The same is possible on the page—that is, we are fully possible and indeed prone to voyaging through an enchanted language with a barren state. We can easily create long passages of “sensory description” wholly devoid of life, because the images are devoid of truth—fabricated or recited solely with words, without the aid of the inner eye.
Such fabricated images are not real, can never be real, and are incapable of becoming real for readers.
Fabricated images will not bring our pages to life. Nor will they bring us to life, or back to life. Only images that emerge truthfully from the inner eye can do that. However, most of us are not accustomed to seeing through the surface of things to the truth below that surface. We are not accustomed to looking at things long enough that they open like a window, which the poet Marie Howe implores us to do, admitting that it will hurt us.
And it does hurt us.
Because the world is beautiful and broken, like us, and seeing into and through it to the truthful images it contains within will never be painless.
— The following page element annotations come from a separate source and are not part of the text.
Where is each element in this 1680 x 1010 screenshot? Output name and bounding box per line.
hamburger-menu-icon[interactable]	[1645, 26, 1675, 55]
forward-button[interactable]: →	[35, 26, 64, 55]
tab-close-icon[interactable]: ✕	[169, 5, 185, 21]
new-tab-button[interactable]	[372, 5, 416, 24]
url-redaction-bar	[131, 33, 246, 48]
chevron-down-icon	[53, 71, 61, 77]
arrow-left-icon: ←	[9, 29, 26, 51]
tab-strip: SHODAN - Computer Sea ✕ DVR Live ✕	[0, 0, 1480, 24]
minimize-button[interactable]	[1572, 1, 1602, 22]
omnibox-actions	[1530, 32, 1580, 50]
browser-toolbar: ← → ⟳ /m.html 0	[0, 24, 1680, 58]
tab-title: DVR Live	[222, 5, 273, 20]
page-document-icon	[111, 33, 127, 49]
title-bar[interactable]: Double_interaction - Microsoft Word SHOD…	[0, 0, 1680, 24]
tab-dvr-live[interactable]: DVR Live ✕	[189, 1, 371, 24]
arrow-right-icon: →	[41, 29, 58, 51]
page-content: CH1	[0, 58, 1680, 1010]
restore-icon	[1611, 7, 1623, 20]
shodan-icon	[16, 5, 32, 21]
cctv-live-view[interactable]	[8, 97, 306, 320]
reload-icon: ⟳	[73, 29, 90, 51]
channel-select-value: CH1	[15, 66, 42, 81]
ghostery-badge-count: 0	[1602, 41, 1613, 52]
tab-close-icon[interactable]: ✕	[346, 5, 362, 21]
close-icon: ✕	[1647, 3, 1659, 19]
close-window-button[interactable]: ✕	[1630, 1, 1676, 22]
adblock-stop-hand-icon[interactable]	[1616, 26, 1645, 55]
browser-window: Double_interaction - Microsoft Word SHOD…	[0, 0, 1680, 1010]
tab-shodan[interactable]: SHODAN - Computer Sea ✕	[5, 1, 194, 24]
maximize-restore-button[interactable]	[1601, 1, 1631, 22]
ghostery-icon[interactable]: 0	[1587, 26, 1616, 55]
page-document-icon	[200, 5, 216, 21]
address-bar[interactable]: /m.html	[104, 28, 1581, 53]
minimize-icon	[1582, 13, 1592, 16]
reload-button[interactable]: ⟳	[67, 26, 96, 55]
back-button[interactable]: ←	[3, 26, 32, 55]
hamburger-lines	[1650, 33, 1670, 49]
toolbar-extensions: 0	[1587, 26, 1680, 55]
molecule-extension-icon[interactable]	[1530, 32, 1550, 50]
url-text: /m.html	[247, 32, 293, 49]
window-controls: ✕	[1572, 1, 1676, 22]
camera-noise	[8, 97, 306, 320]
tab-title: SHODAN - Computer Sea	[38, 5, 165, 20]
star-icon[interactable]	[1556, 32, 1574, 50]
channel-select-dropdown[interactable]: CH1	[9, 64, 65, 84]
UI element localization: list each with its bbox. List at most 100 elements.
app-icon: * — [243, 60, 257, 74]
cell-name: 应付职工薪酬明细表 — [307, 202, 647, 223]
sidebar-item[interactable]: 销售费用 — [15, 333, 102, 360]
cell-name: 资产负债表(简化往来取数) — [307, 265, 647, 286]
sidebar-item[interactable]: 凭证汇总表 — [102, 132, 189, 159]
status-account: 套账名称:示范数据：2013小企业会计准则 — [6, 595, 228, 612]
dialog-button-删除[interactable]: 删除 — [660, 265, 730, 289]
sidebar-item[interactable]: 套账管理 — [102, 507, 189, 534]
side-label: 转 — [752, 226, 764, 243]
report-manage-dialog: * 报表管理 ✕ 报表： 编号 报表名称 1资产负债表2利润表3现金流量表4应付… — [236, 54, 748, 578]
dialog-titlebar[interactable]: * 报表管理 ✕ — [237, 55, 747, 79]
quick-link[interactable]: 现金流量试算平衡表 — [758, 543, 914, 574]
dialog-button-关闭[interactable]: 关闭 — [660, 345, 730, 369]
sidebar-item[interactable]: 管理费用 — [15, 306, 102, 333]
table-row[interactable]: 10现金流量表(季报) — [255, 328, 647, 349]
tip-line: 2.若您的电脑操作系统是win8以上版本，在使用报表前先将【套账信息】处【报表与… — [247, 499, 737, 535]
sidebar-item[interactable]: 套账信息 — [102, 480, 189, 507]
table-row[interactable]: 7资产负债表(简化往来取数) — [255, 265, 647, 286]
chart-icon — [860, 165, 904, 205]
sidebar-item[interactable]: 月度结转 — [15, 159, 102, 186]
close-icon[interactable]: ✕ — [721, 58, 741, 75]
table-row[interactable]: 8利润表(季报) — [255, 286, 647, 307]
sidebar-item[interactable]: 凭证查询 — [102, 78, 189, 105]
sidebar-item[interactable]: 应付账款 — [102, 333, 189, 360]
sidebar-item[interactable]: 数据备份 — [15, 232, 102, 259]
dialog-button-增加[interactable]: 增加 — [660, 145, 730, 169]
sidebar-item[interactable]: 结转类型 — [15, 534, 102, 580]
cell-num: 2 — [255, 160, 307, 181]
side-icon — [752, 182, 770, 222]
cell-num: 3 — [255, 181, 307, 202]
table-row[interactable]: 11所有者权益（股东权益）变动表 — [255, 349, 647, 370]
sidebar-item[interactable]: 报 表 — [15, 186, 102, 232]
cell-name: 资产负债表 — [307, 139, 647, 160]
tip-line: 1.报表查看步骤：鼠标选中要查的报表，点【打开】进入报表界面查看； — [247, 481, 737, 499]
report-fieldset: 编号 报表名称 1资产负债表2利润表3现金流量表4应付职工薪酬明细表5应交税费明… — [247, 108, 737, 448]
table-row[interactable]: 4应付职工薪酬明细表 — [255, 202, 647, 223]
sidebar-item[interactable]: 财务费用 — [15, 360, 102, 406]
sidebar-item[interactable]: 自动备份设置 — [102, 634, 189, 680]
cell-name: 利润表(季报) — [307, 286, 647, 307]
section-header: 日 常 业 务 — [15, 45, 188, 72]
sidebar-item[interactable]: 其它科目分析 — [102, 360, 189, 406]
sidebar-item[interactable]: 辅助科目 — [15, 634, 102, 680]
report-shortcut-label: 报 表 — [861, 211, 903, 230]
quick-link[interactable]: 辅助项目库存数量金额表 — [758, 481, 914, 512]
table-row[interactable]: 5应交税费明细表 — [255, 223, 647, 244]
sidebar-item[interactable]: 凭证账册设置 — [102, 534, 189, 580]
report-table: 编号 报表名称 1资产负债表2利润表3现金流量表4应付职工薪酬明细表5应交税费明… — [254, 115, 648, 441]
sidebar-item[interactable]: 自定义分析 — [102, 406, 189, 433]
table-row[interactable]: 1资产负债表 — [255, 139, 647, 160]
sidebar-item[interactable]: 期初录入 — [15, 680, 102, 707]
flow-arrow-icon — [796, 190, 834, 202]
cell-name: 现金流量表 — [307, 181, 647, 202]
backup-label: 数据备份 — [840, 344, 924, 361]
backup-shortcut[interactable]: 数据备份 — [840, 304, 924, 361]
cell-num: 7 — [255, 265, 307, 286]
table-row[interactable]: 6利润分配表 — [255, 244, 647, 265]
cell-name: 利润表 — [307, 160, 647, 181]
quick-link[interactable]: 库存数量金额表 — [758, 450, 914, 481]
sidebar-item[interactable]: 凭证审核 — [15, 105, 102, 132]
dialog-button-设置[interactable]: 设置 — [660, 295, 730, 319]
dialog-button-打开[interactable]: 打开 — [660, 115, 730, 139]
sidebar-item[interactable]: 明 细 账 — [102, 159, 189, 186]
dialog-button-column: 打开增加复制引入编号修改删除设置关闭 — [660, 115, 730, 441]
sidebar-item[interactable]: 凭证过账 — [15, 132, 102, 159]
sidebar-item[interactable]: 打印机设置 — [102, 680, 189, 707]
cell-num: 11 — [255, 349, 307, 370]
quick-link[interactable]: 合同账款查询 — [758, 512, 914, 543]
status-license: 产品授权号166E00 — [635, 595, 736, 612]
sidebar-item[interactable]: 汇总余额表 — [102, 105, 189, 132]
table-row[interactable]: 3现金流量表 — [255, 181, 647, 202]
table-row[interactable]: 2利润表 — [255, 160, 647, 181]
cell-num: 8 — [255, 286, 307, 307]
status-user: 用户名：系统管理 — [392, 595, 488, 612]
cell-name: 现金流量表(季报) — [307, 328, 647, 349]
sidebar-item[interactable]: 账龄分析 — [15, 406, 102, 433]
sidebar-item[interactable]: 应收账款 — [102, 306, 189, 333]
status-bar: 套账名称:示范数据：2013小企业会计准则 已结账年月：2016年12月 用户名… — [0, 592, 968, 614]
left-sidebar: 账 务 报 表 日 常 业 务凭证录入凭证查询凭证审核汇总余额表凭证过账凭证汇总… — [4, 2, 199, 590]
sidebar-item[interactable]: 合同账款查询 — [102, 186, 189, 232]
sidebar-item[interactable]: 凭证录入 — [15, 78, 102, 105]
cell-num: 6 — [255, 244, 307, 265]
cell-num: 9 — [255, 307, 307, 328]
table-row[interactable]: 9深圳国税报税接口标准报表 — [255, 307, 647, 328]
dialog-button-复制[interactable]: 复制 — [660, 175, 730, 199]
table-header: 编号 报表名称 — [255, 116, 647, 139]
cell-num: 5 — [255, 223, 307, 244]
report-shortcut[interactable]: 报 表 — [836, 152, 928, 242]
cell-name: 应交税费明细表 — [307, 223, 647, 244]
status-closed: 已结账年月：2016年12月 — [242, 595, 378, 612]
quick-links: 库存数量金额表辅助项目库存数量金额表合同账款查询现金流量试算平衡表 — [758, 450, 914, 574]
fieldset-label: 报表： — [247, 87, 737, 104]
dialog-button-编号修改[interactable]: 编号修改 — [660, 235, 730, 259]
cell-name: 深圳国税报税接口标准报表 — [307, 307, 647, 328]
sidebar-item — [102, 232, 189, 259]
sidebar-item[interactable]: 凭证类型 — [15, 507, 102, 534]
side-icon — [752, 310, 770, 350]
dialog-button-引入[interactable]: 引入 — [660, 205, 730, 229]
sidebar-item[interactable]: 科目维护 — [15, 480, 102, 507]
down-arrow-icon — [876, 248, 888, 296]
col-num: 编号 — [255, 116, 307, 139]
But it will always be worth it.
This is what we practice at Writing in the Dark. And it does take practice—it is a lifetime practice. And I think, to be honest, this practice is why so many of you have found a home here, in this place that is never easy yet brings you closer up to and inside of the words and the world than you’ve been before.
This way of seeing with the inner eye, seeing beyond seeing, is the North Star of my life and my own writing, and the guiding principle beneath every single WITD seasonal intensive (next week, The Letter Reimagined), and the underlying quest in every post I write.
Seeing beyond seeing is ultimately how we write in the dark, how we “do language'“ in a way that might, if we stick with it long enough, save our lives and bring us back to the world and each other.
Love,
Jeannine
PS If this post was helpful to you, you might enjoy some of these, too:
PPS I am teaching in Janelle Hardy’s fabulous virtual Dirty, Messy, Alive Embodied Memoir Writing Workshop September 26-29 with Allison K. Williams, Brooke Warner, and scads of other wonderful writers and teachers. The workshop has lots of free options, as well as all-access paid options. You can find out more here and if you do plan to drop by, please say hello!
Gratitude to Jordan Rosenfeld’s craft book, Make A Scene, for detailing this brain science in an accessible way.
Just signed up for Dirty, Messy yesterday!! Can't wait :)
On seeing the world now, after having been here for nearly a year, my eyes (inner and outer) see so much more than before. I notice expressions and body language and movement differently, I see the story in not only others, but in "ordinary" objects. The creative spark feels fully lit and because of you and everyone here I feel more alive than I ever have. I liken it to when I was discovering about our brains in my neuropsychology and evolution classes at ASU, my mind kept exploding with every new thing I learned...and that's how it feels here too! Bursting with colors and words :)
There is such important thinking here, Jeannine. I have hours worth of video and pictures that I had hoped to use to tell a visually based story. To date, I've used only a small fraction of that time and effort to tell even the slightest hint of a story. One of the first things I remember you telling me was that the difference between visual art (video) and writing is that writing has the superpower of interiority. So true, I look back in my video archives and I realize I lost the "why" I took the images in the first place. The reason for being in the moment, the interiority, is lost. The skill I'm trying to hone of presenting a concrete, seen detail, through writing in order to reveal the unseen. is definitely where the fun and the challenge is at. Thank you for this, Jeannine.